End-to-End Automated Medical Image Analysis on the UCSF Clinical PACS
John Colby MD PhD, Jeffrey Rudie MD PhD, Andreas Rauschecker MD PhD, Leo Sugrue MD PhD, Janine Lupo PhD, Jason Crane PhD, Christopher Hess MD PhD, Javier Villanueva-Meyer MD
ASNR 2020 annual meeting (oral presentation #1717)
- Slides are hosted on github.io: https://johncolby.github.io/asnr2020
- Video presentation is hosted on vimeo: https://vimeo.com/419503226 (also embedded in the slideshow, above)
- PDF snapshots of the slides are included in this repository: asnr2020.pdf
- ePoster is also publicly available on the conference website: American Society of Neuroradiology (ASNR) 58th Annual Meeting 2020
rad_apps
- Application framework for analysis on the radiology clinical PACS.dcmclass
- Tools for identifying imaging modality based on DICOM header data.rsna_heme
- Automated detection and classification of intracranial hemorrhage at noncontrast CT.brats_preprocessing
- Tools for preprocessing clinical data according to the BraTS specification.unet_brats
- 3D U-Net deep learning segmentation.
The availability of state of the art algorithms for analyzing spatial image data, and the high performance computing resources needed to train them, are quickly reaching the point of commoditization. Therefore, increasing relative importance is shifting to the training data/annotations needed to drive these models, and to the engineering solutions needed to deploy these models as real-world products at the point of care.
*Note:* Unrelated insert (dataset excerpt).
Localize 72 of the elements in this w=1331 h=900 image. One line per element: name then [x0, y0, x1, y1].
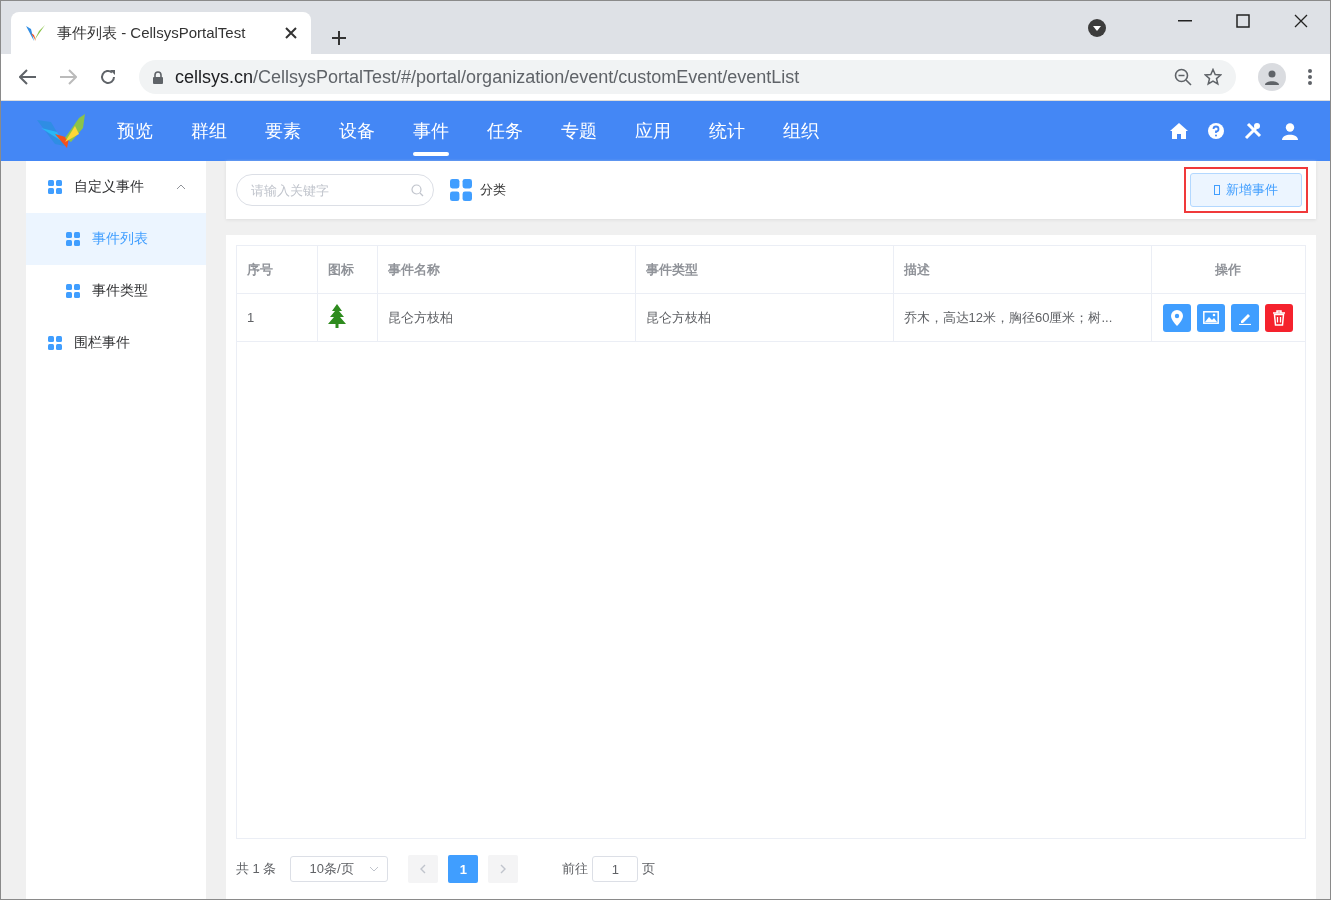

Here we present engineering development work on an end-to-end platform for automated image analysis on our clinical PACS. A simple extensible web application front end is used to enter study accession number (hookable from PACS), choose application (e.g. glioma segmentation, metastasis detection, etc.), prescribe analysis options, and submit the analysis request. Once study data are extracted from PACS, machine learning tools are used to identify the desired series based on fitting an application-specific ensembled tree model (e.g. gradient boosted trees or random forest) to the DICOM header data. Raw imaging data are preprocessed using best practices for data parallel pipelining, provenance, and reproducible research (i.e. nipype). An inference model server is used to expose a variety of custom pre-trained deep learning models through a common application programming interface. Results (e.g. segmentation label maps for the glioma context) are post-processed to generate structured data ready for warehousing, and stored for potential tune up and retraining on problem cases. Finally, using R Markdown and a customized LaTeX report template, we generate automated dynamic analysis reports according to our institutional brand graphic identity (for automated delivery to the referring clinician, or for upload back into the EMR or PACS). Importantly, these components are fully containerized, and deployed as a scalable production-ready cluster via the docker swarm orchestration framework.
The schematic of this application framework, together with representative output from the glioma segmentation context, is displayed in Figure 1.
Using open source software tools and commodity hardware, this project demonstrates the broad accessibility with which state of the art methods for medical image analysis may be integrated into the clinical radiology enterprise.